French bank Societe Generale is exploring a sale of its Polish unit Eurobank, which is facing rising pressure from competitors, two investment bankers in Warsaw said.
Poland's banking market is highly competitive as historically low interest rates have squeezed lenders' margins, and smaller players are struggling to compete with big banks and deliver satisfactory returns for shareholders.
Eurobank is the 17th largest Polish bank with assets of 14 billion zloty ($3.9 billion), and is more than 20 times smaller than the country's biggest lender PKO BP. Last year, it made a net profit of 103 million zloty.
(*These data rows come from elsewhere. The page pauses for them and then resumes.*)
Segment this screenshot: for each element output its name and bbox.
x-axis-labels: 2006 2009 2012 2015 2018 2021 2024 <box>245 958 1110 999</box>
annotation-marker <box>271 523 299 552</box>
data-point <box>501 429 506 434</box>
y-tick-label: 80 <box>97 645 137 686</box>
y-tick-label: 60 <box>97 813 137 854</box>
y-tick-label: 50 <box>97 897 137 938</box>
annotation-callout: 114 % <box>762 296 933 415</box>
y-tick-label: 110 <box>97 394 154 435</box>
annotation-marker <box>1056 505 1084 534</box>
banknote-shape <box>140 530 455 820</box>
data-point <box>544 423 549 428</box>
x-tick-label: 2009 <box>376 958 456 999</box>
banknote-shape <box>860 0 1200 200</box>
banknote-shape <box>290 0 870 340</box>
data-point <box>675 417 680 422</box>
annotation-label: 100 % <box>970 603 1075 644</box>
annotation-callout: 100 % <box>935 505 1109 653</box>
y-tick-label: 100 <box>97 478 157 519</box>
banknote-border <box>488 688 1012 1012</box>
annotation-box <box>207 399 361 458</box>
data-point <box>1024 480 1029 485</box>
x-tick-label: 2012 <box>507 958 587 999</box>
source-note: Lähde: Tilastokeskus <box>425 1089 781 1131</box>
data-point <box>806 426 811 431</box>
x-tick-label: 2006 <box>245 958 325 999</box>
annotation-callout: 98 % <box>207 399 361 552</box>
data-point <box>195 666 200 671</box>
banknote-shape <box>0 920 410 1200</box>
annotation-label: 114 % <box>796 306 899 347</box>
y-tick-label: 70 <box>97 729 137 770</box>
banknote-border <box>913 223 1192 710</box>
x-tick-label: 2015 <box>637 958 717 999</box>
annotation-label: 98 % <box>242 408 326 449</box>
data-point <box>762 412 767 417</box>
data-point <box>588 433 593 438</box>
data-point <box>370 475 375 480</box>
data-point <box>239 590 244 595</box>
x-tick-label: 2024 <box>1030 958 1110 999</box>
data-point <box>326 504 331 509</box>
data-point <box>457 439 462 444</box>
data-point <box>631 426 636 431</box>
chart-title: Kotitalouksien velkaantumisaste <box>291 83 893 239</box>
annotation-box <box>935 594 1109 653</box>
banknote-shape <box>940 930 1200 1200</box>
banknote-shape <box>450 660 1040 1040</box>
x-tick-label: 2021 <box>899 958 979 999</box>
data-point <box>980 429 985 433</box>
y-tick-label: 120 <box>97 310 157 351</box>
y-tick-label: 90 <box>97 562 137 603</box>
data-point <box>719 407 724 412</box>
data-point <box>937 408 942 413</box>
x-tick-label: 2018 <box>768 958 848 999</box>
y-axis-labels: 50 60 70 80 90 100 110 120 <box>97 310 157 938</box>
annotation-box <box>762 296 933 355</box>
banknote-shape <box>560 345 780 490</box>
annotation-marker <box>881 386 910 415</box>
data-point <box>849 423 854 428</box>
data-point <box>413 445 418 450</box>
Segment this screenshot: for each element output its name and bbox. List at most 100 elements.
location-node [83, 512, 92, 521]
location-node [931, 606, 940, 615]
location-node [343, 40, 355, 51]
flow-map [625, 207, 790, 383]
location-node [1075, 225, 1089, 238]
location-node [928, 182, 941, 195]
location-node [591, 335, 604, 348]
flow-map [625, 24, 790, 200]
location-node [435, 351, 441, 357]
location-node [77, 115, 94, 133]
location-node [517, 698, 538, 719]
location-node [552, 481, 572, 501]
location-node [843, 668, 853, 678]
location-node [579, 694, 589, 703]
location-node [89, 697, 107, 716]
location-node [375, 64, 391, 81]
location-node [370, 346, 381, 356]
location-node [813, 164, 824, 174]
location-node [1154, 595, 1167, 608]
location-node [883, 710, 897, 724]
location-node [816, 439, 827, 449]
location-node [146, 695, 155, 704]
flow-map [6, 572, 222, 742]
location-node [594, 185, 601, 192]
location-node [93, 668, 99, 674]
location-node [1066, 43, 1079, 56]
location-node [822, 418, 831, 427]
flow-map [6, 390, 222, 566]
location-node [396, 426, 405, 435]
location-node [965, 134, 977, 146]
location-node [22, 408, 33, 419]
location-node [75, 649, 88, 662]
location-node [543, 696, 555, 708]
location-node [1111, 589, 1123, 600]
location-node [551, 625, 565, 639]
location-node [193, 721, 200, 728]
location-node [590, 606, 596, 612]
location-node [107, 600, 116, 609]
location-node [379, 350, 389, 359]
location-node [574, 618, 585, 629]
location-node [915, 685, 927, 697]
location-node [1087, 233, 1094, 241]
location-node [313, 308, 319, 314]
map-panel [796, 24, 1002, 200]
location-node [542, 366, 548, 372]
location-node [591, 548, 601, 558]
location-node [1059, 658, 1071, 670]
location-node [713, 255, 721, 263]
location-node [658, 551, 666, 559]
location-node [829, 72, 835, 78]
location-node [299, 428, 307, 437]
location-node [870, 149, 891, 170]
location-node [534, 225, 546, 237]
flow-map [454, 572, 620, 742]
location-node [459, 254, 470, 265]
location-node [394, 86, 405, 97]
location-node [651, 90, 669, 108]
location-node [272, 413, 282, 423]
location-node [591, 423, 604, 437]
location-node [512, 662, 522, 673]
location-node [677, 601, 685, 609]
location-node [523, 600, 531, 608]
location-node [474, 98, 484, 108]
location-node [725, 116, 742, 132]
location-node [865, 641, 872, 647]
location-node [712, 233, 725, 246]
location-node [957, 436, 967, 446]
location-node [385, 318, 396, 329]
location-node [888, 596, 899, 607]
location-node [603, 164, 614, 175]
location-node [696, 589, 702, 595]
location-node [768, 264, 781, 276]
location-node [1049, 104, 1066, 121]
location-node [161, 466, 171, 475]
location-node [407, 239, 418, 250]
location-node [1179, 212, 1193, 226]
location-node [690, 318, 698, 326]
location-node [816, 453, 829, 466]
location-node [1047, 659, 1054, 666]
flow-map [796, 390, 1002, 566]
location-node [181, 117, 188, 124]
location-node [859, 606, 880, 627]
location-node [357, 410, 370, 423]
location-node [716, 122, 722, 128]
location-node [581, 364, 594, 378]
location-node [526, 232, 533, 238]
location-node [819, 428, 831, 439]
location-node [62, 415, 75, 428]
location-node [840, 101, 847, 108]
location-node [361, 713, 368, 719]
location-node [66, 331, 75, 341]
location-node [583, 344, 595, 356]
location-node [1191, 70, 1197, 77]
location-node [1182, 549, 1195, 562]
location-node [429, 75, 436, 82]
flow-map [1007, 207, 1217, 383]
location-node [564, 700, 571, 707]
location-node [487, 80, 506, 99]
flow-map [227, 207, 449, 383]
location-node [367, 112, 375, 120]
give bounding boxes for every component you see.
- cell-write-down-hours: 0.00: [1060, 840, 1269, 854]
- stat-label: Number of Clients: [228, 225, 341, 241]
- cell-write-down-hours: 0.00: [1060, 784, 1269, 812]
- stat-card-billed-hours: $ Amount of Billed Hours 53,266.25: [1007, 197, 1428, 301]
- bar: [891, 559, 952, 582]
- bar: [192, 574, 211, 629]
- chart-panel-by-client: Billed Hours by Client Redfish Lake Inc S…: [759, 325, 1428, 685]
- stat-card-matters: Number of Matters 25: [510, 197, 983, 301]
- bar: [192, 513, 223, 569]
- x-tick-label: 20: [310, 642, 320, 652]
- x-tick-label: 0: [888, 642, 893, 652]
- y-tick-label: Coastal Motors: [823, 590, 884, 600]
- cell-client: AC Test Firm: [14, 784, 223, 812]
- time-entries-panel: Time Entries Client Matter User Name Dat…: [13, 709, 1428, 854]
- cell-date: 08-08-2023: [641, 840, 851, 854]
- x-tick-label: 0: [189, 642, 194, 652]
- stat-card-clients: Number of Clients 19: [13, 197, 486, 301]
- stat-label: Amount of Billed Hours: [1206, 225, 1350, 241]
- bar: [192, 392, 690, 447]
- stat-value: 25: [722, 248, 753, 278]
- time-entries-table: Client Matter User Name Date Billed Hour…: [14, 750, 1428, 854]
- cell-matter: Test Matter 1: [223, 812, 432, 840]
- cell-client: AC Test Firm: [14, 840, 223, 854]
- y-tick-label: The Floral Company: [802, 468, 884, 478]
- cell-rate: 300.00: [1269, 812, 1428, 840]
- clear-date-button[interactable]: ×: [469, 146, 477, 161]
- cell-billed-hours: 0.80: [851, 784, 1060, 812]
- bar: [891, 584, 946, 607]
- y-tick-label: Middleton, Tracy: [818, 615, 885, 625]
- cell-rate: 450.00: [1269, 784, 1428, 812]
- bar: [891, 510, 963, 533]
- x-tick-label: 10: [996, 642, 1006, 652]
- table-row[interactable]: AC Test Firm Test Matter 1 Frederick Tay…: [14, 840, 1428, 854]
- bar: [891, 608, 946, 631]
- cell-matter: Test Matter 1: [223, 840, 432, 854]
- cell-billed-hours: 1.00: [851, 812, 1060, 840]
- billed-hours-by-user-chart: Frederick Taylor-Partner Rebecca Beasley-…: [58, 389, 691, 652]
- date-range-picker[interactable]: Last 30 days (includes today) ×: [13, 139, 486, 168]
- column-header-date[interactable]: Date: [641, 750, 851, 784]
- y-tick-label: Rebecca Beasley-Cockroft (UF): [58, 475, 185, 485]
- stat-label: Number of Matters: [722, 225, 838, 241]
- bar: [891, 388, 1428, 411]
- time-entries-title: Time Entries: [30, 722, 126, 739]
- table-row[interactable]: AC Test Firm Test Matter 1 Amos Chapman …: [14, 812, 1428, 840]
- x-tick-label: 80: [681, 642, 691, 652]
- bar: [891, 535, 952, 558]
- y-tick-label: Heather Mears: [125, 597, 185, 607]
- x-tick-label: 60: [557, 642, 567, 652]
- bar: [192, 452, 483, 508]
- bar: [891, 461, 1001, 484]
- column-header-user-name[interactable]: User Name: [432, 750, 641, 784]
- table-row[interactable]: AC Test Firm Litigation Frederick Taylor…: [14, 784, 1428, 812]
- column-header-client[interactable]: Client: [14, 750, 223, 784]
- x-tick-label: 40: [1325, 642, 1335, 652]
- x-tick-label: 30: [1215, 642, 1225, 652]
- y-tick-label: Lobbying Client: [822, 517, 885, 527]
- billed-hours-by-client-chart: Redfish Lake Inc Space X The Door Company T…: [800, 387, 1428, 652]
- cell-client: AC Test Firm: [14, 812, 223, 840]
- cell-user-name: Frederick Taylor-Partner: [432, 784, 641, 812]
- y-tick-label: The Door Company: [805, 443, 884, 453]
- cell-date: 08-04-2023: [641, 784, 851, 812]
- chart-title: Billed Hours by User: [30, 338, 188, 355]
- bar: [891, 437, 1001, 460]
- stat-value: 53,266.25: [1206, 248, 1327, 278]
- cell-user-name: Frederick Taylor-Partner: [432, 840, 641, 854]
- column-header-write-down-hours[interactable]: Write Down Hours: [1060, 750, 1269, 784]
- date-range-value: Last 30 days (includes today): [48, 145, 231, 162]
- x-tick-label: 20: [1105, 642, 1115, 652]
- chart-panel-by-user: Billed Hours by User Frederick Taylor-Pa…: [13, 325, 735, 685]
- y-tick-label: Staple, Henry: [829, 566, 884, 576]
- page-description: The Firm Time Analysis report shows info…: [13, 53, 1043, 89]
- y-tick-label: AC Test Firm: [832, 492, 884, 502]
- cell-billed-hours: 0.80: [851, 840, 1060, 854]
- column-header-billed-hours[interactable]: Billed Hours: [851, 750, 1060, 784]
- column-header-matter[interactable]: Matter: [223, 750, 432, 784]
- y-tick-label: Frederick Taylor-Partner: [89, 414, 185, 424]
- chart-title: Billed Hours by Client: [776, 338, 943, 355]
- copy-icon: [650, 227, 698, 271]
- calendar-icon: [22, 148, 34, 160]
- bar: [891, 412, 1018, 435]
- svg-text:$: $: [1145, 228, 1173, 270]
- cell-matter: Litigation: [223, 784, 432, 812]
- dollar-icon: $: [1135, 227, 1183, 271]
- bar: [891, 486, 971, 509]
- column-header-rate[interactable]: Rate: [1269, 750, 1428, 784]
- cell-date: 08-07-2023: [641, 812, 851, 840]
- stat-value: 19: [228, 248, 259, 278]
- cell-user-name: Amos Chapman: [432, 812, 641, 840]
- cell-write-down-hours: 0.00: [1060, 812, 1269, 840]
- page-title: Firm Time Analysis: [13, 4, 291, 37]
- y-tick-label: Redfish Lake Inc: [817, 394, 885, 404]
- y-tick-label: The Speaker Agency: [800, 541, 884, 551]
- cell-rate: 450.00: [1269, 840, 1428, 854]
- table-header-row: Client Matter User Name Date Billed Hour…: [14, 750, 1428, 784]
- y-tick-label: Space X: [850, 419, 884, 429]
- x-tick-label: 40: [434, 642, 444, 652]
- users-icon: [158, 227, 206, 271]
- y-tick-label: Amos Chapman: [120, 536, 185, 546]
"Eurobank is in a sale process. SocGen is withdrawing (from retail banking activities) in Poland," one of the bankers said, while another banker confirmed that Eurobank is for sale. Neither wished to be identified as talks are private.
"(SocGen's) strategy is to gain 1st to 3rd place in every market. Since it hasn't happened here, they are to withdraw," the first source said. "The question is who will buy Eurobank, as buyers such as BNP and Santander recently bought smaller banks."
The sale of Eurobank would underpin a broader trend of consolidation in Poland's banking sector, which has accelerated in recent years with the ruling eurosceptic Law and Justice (PiS) party encouraging domestic ownership.
Societe Generale has said that it would dispose or close sub-scale entities that bring low synergies. "Societe Generale doesn't comment on market rumours," a spokesman for France's third-largest bank said about a potential sale of Eurobank.
SocGen has strong market shares in the Czech Republic and Romania, where it has also based its back office.
The bank has a 1.1 percent market share in Poland when taking into account its stock of customer loans, according to a presentation to investors.